Several factors are driving the sell-off of pharmaceutical chemical facilities, including the decline of legacy products, the shift of production to tax-favored countries such as Ireland and Singapore (at the expense of other European countries and Puerto Rico), and the increase in sourcing from India and China. Also, the trend toward high-potency APIs means that companies need far less production capacity for a given volume of finished-product sales.

Wiederseim says that there are far more sellers than buyers of pharmaceutical facilities, so the market is likely to remain weak. One of the best options for pharmaceutical companies seeking to sell properties is to find a buyer interested in converting the site to another use besides developing or manufacturing pharmaceuticals.

Some recent examples include Pfizer's (New York) manufacturing facility in Augusta, Georgia, which has been converted into an ethanol plant; Bayer (Leverkusen, Germany) site in West Haven, Connecticut, which has been bought by Yale University as a research campus; and the former Pfizer site in Skokie, Illinois, which Forest City Enterprises will convert into a bioscience incubator.

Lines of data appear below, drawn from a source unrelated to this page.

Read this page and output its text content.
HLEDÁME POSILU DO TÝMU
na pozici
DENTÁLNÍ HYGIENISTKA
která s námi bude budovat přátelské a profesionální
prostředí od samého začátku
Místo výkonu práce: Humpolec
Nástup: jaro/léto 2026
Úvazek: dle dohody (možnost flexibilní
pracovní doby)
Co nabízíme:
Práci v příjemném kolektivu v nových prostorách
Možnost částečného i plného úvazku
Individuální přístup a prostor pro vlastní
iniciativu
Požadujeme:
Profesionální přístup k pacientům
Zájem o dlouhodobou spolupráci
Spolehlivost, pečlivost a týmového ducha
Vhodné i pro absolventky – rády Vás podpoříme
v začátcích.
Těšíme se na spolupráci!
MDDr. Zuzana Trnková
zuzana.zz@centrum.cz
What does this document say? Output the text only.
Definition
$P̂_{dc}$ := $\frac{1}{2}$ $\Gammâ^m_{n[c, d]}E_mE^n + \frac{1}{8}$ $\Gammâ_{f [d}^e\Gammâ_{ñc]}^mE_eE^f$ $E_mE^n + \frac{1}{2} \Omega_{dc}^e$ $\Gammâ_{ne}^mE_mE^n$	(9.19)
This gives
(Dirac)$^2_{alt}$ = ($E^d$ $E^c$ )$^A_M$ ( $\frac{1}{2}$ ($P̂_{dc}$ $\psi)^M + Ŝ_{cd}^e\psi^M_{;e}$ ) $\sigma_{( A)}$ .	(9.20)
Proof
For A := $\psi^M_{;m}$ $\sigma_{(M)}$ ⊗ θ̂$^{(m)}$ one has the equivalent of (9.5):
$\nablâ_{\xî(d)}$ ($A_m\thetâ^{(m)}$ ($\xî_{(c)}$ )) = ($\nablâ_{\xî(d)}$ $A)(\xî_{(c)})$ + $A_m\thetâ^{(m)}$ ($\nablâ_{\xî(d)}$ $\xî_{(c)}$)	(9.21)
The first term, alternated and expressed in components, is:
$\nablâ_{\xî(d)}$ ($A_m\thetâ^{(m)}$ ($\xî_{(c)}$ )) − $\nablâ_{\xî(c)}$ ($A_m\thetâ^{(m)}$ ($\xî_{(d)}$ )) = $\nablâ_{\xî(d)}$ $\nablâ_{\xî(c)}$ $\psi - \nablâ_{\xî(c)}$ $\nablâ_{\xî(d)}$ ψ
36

While CMOs have been eager buyers of pharmaceutical facilities in the past, we expect few, if any, of them to be buyers today. Ten years of experience in tinkering with their business model has taught CMOs several valuable lessons about the dangers of facility acquisitions, among them:

1. Having a few highly-used facilities is more likely to lead to success than having a lot of half-used facilities, no matter how cheaply they can be bought

2. In an industry where the cycle for negotiating a contract and starting production is three years or more, a 3–5 year contract for legacy products isn't really much of a head start

3. Borrowing money to buy facilities can lead to disastrous results [just ask Inyx (New York), which recently was put into receivership over loans taken to finance facility acquisitions].

Reflecting these lessons, CMOs have shown strong discipline of late. For instance, we know a number of CMOs would love to have an injectables manufacturing facility in North America, but none have taken a serious run at any of the facilities on the market. They aren't willing to inherit the problems of some of these facilities, and aren't ready to pay a steep price for the newer sites.